Hnin learned to play the piano (a compilation of Christmas songs), knitted precious scarves and hats for loved ones, wrote deliriously heartbreaking poetry, painted portraits of their cats and talked for hours with their besties. For dinner, they often feasted on Hnin’s favorite childhood Burmese-Chinese dishes, which Khin recreated with enthusiasm.
But between these beautiful moments, the pandemic raged on, and Hnin survived enormous medical feats. Each of Hnin’s two attempted bone marrow transplants required chemo and radiation, 4 weeks in the hospital, and months of slow recovery. Hnin endured weekly clinic appointments, close to a dozen ER visits, severe pain, a disabling cough, nausea, maddening itchiness, bleeding, deep bone pain, and crushing tiredness.
And still, Hnin’s incredible strength and wisdom helped them keep their eyes on the light, even when darkness loomed close. Rather than becoming sour or self-centered, Hnin became even more generous, beautiful, funny and thoughtful. Hnin and Aaron weathered the dread together, cherishing their time and finding safety in the bare honesty of facing death together.
Hnin received a terminal diagnosis in January 2022 and also contracted (and recovered from) Covid-19. Cleared for travel, Hnin, Aaron and Khin embraced their time together by re-entering the outside world. In their last months, Hnin and Aaron gathered close family and friends for a beachside ceremony, ate the best sushi of their lives (Sushi Nakazawa) and saw their new favorite movie in a theater (Everything Everywhere). With support from their families and community, Hnin, Aaron and Khin traversed the globe, making delicious and breathtaking memories in Puerto Rico, Iceland, Italy, Spain, and Turks & Caicos.

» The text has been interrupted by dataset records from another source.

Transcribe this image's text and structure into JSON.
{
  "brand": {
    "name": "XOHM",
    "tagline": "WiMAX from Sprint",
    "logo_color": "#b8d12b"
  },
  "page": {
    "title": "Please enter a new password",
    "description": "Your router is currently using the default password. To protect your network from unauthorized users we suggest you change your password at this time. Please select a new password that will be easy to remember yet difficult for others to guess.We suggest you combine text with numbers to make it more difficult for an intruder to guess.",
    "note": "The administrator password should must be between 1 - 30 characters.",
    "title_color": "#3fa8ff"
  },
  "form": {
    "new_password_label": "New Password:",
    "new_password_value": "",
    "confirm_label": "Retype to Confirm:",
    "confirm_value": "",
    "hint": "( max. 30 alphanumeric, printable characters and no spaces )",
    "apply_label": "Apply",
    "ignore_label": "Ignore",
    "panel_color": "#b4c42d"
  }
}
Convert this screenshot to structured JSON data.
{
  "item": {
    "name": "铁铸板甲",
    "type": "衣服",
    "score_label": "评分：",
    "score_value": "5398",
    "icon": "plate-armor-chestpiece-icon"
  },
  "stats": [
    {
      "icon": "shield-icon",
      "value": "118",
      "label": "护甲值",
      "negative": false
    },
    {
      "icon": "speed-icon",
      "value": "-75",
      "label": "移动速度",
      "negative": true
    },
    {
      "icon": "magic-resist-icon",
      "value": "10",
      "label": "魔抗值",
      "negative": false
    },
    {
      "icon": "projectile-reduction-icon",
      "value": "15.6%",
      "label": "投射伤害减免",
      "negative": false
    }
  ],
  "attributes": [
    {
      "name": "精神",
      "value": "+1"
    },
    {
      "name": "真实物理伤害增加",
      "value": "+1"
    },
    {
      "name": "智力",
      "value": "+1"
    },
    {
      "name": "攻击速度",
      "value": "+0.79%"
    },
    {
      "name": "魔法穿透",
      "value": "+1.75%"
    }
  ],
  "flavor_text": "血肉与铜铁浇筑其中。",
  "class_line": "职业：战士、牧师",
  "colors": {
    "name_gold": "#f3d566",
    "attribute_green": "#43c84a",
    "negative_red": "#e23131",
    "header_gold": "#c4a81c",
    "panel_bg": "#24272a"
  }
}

Less than 48 hours before they passed, Hnin and Aaron kayaked on the crystal blue waters of the Caribbean, where Hnin - whose name conjures the foggy mist of a dreamy day - was most at home. Hnin lived fully and without regrets. On the morning of April 26, Hnin died peacefully at Mt. Sinai hospital in their beloved hometown of New York City. They were surrounded by family and loved ones.